One of the most difficult tasks for human resource and return to work professionals is keeping up with state and local laws. Below is a summary of some of the latest developments.
The California Fair Employment and Housing Council has amended its regulations to clarify the California Family Rights Act (CFRA). The amendments will be effective July 1, 2015. In general the amendments are consistent with the federal Family and Medical Leave Act. The amendments clarify how certain situations are to be handled under the CFRA. The regulations clarify that for employees with no fixed worksite, such as employees who work from home, their worksite is the location to which they are assigned as their home base, the location from which their work is assigned or the location to which they report. The regulations also clarify that an employee who was not eligible for CFRA leave when a leave began can become eligible for CFRA leave while on leave if the employee reaches 12 months of employment while on leave. Only the portion of the leave after the employee has met the 12-month service requirement can be designated as CFRA leave. The regulations specify that joint employers both need to count the same employee when determining CFRA eligibility. Under the new regulations, employers must have a good faith, objective reason to doubt the validity of a medical certification of the need for leave. The new regulations also prohibit employers from contacting doctors, except to authenticate a medical certification. The regulations include a sample health care certification. The sample certification includes a reminder that employers cannot request genetic information under the California Genetic Information Nondiscrimination Act of 2011 (CalGINA).

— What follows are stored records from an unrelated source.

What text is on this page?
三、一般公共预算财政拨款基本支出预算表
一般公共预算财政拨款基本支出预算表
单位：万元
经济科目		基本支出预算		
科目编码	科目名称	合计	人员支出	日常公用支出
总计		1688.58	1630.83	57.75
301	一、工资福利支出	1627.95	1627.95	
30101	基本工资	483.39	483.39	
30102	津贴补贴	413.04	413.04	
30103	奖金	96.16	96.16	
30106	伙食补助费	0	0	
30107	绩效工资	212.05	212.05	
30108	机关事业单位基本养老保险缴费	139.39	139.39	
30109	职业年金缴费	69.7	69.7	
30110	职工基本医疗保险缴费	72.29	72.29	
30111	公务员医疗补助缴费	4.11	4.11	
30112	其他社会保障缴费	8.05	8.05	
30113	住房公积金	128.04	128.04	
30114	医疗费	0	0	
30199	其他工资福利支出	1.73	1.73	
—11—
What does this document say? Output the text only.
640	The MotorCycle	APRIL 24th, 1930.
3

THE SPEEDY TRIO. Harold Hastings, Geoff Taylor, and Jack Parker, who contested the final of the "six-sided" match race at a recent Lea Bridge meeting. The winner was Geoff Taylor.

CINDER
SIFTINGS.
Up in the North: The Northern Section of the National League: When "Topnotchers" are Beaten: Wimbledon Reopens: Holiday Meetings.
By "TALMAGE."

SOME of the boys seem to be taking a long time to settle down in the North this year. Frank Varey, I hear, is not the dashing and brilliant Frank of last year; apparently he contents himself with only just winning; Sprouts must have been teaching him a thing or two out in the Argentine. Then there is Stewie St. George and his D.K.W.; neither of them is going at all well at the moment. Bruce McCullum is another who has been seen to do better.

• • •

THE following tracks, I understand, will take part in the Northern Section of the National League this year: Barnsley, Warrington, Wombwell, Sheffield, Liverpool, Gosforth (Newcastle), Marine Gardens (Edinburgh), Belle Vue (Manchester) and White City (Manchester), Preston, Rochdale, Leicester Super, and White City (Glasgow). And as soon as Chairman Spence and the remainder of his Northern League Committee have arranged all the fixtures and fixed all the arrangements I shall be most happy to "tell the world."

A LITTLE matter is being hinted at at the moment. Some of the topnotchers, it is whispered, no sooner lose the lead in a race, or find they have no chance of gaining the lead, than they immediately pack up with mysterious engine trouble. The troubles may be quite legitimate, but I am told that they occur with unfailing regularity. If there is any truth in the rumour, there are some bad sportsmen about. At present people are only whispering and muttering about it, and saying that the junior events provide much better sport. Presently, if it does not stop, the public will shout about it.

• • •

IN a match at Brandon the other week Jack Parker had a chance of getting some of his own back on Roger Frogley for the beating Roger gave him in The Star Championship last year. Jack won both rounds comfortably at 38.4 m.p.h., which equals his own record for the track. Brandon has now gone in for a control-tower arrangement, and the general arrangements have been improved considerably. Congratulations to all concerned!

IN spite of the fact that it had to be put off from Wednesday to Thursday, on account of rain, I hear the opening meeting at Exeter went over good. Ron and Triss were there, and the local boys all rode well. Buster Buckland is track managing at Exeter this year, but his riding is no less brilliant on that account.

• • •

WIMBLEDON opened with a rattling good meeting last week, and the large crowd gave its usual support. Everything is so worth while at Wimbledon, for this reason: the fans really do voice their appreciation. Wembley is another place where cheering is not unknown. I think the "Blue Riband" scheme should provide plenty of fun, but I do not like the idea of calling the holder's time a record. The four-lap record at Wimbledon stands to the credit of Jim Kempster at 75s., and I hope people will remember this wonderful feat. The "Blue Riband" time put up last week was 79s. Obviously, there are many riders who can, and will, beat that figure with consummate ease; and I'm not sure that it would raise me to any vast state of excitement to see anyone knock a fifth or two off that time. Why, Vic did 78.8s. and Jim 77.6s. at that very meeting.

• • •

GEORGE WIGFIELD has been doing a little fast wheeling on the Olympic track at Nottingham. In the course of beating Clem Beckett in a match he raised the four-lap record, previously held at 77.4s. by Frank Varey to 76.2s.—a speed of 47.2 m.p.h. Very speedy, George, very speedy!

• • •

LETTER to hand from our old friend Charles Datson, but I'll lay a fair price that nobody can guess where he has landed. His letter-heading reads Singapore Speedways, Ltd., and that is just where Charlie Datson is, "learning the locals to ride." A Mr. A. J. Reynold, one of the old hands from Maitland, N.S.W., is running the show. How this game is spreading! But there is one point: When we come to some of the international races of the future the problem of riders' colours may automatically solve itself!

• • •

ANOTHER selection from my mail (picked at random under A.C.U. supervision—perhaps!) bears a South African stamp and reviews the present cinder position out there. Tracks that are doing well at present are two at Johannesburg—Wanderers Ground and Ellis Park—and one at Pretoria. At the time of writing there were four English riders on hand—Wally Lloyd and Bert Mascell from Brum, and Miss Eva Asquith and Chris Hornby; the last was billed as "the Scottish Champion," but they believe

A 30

In a webinar hosted by the California Department of Industrial Relations, a representative of the agency said that requiring employees to submit documentation as a condition of payment for sick leave might be construed to interfere with employee rights under California’s new paid sick leave law. The webinar was for information purposes and is not legally binding; however, the comments mean that employers in California should be cautious when implementing the new law. Requiring medical certifications, such as notes from doctors is a common practice. Unlike most paid sick leave laws, California’s does not explicitly allow employers to seek documentation. Because the law itself is silent on documentation, one possible interpretation is that there are no restrictions on employers seeking to prevent or identify abuse. As part of its rationale for not adopting this approach, the agency representative cited the new law’s anti-retaliation and discrimination provision, which expressly prohibits employers from denying an employee the right to use accrued sick days. Employers seeking to require documentation of the need for paid sick leave in California should consult legal counsel.
District of Columbia
The District of Columbia Office of Human Rights has updated its workplace posters for Equal Employment Opportunity, the D.C. Family and Medical Leave Act and the D.C. Parental Leave Act.
The Massachusetts Attorney General has issued proposed regulations implementing the new earned sick time law, which will be effective July 1, 2015. The new law applies to employers with more than 10 employees; the regulations clarify that all employees are counted, so only one employee needs to be in Massachusetts in order for the law to apply, if there are at least 10 other employees elsewhere. The proposed regulations also clarify that employees may accrue and use earned sick time based on all hours worked, including hours worked outside of Massachusetts, if the employee’s primary place of work is in Massachusetts. The regulations also clarify that part-time, temporary and seasonal employees can earn sick time under the law. The proposed regulations would allow employers to define their own “year” for purposes of accrual and use of sick time. The regulations define the rate that must be paid to salaried employees as an hourly rate determined by dividing total earnings by hours worked in the previous pay period. Even though the law requires that employers allow employees to take earned sick time in hourly increments or smaller increments allowed by the employer’s payroll system, the proposed regulations would allow employers to require employees to use a full shift of earned sick time if the absence required the employer to hire a replacement for the shift. The regulations would allow employers to payout up to 40 hours of earned paid sick time at the end of each calendar year, as long as the employee would still have at least 16 hours of previously accrued sick time.
The governor of Nebraska has signed legislation amending the Nebraska Fair Employment Practices Act to provide protections for pregnant employees. The new law defines reasonable accommodations for pregnant employees. It will go into effect three months after the current legislative session adjourns.
The governor of North Dakota has signed legislation providing protections for pregnant employees. Employers will have to make reasonable accommodations for pregnant employees. The law will go into effect on August 1, 2015.
The City of Oakland, California has enacted a paid sick leave ordinance that was effective March 2, 2015. The Oakland ordinance is very similar to the San Francisco ordinance and employers must comply with both the new state paid sick leave law and local ordinances where they are more generous to employees.
The governor of Utah has signed legislation amending the Utah Antidiscrimination Act to protect breastfeeding mothers from discrimination related to breastfeeding or medical conditions related to breastfeeding.
The governor of Wyoming has signed legislation amending the state’s identity theft and breach notification laws. The new law makes the definitions of personal identifying information the same under both laws. The law will go into effect on July 1, 2015.